One year after the end of the EU-US Privacy Shield-What’s next?

Ein Jahr nach Ende des EU-US-Privacy Shield – Wie geht es jetzt weiter?

Privacy

A comment from Marc Schieder, CIO at DRACOON

Exactly one year ago, the European Court of Justice declared the so-called EU-US Privacy Shield (also EU-US Privacy Shield) invalid.

Marc Schieder, CIO at DRACOON

The agreement was negotiated in 2016 and served as the basis for the commercial exchange of personal information between the European Union and the United States. The judges of the ECJ based their decision on the fact that US intelligence services could access data of EU citizens practically uninhibited and that data protection was therefore not guaranteed. In principle, the European Court of Justice held that the level of data protection in the US was not of equal importance to that in the EU and that the agreement was therefore void. The court also ruled that the exchange of data with non-EU countries as a whole was legal on the basis of the “standard contractual clauses”, but had to be examined on a case-by-case basis. Specifically, the ruling meant that US tech companies such as Facebook are no longer allowed to export and store personalized data of EU citizens in the United States. The same applies, of course, the other way around.

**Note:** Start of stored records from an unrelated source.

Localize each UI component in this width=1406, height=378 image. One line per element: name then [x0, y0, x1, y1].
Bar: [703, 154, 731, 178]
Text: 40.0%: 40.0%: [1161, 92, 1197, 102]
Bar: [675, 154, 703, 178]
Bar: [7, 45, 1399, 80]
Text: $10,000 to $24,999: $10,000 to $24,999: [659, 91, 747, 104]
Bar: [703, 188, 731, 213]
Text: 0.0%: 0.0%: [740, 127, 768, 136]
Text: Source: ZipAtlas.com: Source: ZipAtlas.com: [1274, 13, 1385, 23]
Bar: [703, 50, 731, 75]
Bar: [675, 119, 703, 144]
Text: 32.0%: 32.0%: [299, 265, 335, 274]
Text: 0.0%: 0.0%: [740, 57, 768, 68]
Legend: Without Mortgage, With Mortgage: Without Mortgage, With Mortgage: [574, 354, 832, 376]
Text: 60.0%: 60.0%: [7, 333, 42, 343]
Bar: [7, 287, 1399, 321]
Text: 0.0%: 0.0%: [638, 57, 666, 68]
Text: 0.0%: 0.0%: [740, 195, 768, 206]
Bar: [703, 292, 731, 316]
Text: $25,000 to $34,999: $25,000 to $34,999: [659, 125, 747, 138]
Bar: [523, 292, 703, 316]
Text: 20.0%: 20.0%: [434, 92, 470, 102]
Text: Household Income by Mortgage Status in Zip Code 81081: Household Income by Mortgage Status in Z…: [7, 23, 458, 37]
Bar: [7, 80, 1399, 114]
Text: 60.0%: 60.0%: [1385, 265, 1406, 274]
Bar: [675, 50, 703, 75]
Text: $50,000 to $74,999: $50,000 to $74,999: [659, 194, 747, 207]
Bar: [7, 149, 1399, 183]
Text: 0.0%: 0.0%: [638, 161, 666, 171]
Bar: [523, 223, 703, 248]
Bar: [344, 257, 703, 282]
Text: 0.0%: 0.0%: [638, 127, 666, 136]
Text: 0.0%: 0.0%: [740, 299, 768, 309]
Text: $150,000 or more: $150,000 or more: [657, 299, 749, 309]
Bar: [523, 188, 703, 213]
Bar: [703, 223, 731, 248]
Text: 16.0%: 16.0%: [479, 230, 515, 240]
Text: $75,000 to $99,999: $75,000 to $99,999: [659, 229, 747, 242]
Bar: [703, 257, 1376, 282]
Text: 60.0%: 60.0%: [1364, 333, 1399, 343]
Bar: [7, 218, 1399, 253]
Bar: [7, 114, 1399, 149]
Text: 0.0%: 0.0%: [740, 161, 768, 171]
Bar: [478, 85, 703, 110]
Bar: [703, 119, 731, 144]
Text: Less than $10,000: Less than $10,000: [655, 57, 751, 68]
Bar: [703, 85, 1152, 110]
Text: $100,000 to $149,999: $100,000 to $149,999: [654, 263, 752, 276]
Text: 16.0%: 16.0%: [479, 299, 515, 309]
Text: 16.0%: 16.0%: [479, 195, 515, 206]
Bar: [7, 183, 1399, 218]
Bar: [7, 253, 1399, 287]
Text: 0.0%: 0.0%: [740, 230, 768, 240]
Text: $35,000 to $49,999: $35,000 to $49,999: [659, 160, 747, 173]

But the reality is different, because as a study by the think tank “Centrum für Europäische Politik” showed in January of this year, numerous companies continue to illegally transmit personalized information to the United States and often refer to the standard contractual clauses, the use of which remains permitted in principle. However, the cep argues that data transfers to the United States should not be based on these or, for example, on company-internal data protection regulations if the data recipients there are subject to problematic US laws on surveillance and have access to the data content in plain language. The think tank notes that in such cases, additional data protection measures cannot in fact prevent access by US authorities. Especially transfers within the framework of cloud services are mentioned here as illegal. They should be stopped by the data exporter itself or by regulators, according to cep. Just under a month ago, the EU Commission presented new standard contractual clauses to increase legal certainty for European companies that send data to the US. However, according to Justice Commissioner Didier Reynders, a new data protection agreement with the USA is planned as a long-term solution.

Although there is still legal uncertainty on some points, the judgment a year ago was an important step in terms of data protection in Europe and a clear signal for the strengthening of European data sovereignty. Last but not least, it offers a further incentive for the US to refrain from anti-data protection laws and to anchor the issue in its legislation in the long term. Another reason why this is worthwhile is the fact that companies and users are becoming more and more sensitized here and purchasing decisions often depend on how much customers trust a provider in terms of data protection. The current pandemic and the fact that the “New Normal” has long been a reality in the world of work once again illustrates the urgency of the issues of data protection and IT security. This applies to companies as well as private users. It is to be hoped that the new agreement will strengthen Europe’s role in the fight for greater transparency and data sovereignty for all users and strengthen its pioneering role here.